Along the way he made contact with a group of Rotarians, some at the organization’s international headquarters in Chicago, others here in Wellesley and across the Northeast who listened to his ideas and then applauded his efforts. Abazi, they realized, was working not just on behalf of Kosovo, but for all the lesser-developed nations that need specialty medical training. In response, Rotary International has granted Abazi two Ambassadorial Scholarships for graduate studies at Harvard University.

Personal Charisma

“His personal charisma and drive to put his medical relief ideas into action make him quite extraordinary. He’s just a lovely human being,” says Karen Swaim Babin, a 21-year member of Rotary International and a program coordinator in the Northeast for the organization.
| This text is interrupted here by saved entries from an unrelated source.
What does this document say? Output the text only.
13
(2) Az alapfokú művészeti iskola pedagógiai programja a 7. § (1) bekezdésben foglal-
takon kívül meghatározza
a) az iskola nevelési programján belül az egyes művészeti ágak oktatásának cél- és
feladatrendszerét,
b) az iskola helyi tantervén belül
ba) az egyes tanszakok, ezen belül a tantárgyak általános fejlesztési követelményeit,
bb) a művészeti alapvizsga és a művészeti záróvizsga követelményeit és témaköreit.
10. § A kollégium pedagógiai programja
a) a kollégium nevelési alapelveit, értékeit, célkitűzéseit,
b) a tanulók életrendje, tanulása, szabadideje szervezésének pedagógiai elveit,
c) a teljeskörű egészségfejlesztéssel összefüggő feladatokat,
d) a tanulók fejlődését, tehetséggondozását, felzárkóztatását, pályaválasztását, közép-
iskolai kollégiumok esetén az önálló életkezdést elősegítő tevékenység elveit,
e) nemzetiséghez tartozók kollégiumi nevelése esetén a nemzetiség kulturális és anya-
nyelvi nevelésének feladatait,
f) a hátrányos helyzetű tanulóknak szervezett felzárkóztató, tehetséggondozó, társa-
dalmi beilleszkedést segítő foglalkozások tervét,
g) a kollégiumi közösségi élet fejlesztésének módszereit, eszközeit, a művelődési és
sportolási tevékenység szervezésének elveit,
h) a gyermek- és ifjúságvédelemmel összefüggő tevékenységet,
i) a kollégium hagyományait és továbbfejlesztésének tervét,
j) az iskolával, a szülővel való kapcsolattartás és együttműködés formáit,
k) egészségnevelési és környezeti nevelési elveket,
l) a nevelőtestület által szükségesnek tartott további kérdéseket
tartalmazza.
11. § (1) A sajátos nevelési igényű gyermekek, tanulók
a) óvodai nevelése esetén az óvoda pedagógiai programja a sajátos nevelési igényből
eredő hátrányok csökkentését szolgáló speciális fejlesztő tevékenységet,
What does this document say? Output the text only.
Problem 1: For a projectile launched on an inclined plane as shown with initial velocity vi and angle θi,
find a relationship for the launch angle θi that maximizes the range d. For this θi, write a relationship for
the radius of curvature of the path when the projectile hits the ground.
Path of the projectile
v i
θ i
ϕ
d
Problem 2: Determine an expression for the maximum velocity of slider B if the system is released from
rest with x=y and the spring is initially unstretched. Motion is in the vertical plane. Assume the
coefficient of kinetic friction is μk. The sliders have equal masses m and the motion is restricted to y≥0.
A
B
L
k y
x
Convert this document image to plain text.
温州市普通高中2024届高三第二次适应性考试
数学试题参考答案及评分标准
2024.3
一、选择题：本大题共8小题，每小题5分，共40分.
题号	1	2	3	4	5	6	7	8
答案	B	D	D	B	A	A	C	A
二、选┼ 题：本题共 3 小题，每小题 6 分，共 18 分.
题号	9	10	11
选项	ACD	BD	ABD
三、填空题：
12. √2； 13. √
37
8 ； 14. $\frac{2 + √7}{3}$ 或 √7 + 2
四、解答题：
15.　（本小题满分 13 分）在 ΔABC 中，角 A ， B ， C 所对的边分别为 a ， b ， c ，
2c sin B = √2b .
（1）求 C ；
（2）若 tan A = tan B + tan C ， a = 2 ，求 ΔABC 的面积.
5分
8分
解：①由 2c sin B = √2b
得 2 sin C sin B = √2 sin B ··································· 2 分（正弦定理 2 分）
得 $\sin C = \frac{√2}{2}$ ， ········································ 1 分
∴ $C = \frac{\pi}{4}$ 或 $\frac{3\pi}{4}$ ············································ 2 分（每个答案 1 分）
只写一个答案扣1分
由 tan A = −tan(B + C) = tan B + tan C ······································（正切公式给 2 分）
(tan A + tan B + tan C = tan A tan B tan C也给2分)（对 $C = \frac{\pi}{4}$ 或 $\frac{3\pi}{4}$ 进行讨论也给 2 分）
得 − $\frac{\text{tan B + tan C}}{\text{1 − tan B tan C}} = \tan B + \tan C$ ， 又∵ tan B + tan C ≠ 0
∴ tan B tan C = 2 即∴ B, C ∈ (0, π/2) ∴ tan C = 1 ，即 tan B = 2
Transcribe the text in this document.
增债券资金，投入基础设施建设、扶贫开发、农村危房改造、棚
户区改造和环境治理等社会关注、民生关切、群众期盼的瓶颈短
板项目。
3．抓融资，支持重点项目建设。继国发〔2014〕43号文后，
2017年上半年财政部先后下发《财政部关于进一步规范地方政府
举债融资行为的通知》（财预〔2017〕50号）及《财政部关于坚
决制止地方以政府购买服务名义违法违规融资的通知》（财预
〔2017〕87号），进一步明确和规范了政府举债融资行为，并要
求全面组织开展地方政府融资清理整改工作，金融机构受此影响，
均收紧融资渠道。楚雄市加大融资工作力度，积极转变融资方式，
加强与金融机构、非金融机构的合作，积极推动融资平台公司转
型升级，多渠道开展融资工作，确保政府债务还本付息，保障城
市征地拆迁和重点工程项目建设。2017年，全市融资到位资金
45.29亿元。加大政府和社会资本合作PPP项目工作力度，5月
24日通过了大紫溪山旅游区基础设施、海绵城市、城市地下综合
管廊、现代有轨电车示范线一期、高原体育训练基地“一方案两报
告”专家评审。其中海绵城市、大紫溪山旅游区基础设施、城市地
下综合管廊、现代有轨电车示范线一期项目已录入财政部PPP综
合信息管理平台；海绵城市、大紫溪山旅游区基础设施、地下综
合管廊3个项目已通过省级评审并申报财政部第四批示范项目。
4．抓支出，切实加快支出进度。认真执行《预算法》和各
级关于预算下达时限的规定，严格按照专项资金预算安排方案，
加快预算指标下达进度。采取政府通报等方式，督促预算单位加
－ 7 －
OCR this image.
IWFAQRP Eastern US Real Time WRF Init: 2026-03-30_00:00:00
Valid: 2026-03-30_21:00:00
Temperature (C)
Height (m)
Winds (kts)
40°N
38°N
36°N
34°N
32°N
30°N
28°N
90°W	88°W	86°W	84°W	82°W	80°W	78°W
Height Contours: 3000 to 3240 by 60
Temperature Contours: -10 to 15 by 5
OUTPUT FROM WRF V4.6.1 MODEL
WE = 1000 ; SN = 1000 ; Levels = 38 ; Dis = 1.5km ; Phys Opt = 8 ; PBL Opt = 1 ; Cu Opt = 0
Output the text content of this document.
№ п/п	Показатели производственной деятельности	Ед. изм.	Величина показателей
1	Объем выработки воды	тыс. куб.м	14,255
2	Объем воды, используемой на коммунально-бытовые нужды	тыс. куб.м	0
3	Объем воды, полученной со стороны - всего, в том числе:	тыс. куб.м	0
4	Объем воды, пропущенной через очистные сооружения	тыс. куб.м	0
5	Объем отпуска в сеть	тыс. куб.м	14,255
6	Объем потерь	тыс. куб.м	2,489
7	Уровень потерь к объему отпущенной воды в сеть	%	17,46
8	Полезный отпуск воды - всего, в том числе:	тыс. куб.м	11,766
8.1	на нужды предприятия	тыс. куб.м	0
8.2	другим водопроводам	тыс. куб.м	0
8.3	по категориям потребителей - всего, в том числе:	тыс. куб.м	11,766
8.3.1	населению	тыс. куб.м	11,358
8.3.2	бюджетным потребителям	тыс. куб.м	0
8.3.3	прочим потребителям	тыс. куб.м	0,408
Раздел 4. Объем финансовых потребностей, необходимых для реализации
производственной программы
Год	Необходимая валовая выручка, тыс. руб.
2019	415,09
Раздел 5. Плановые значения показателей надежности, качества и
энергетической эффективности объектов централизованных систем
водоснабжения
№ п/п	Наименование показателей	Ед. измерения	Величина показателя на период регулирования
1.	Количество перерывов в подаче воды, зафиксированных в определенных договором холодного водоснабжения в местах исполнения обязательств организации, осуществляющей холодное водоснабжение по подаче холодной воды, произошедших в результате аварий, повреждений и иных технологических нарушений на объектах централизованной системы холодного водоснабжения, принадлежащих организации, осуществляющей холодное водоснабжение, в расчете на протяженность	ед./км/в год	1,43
Soon, the demands of his career will lead Abazi to move on, but for the time being, he lives in Wellesley Hills, his presence based on the warm welcome of a member of Wellesley Rotary and his wife. While here, Abazi has been working collaboratively with an international Rotary program called “Gift of Life” which brings children from Kosovo (and others lesser-developed countries) to Boston and elsewhere in the US for life-saving surgery. Last year he coordinated successful treatment for two youngsters from his country, and he is one of three founding members of “Gift of Life Kosovo in Prishtina” (GOLKOS).

“He is building something that can only be called serendipitous,” says Klaus Hachfeld, a Rotarian from Western Massachusetts who has worked with Abazi on a variety of medical programs.

Relentless Energy

For now, Abazi remains deeply engaged in his research and preparation for his advanced surgical training. Under the direction of Dr. Joseph Madsen of the Neurosurgery Department of Children’s Hospital, Abazi and his fellow investigators are bringing new understanding to the use of shunts to relieve post-surgical pressure on children’s brains.
His neurosurgery professor and mentor, the recently deceased Dr. Henry Schmidek, once said that Abazi might someday become president of his country, or at least its minister of health. Perhaps he will, and after that find a way to move on to the World Health Organization, where the role he assumes in the ongoing drama of his life might find even larger expression.

“I want to minimize the suffering of my people;” he says, “see them go beyond that to the prosperity and economic growth that are the result of good healthcare, and then share my knowledge more widely.”

His words, always spoken in a calm, understated manner, are no less powerful for the way they are delivered. Yet they have the ring of a national epoch, perhaps even a global one, in the making. But first Dr. Abazi has some patients to attend to.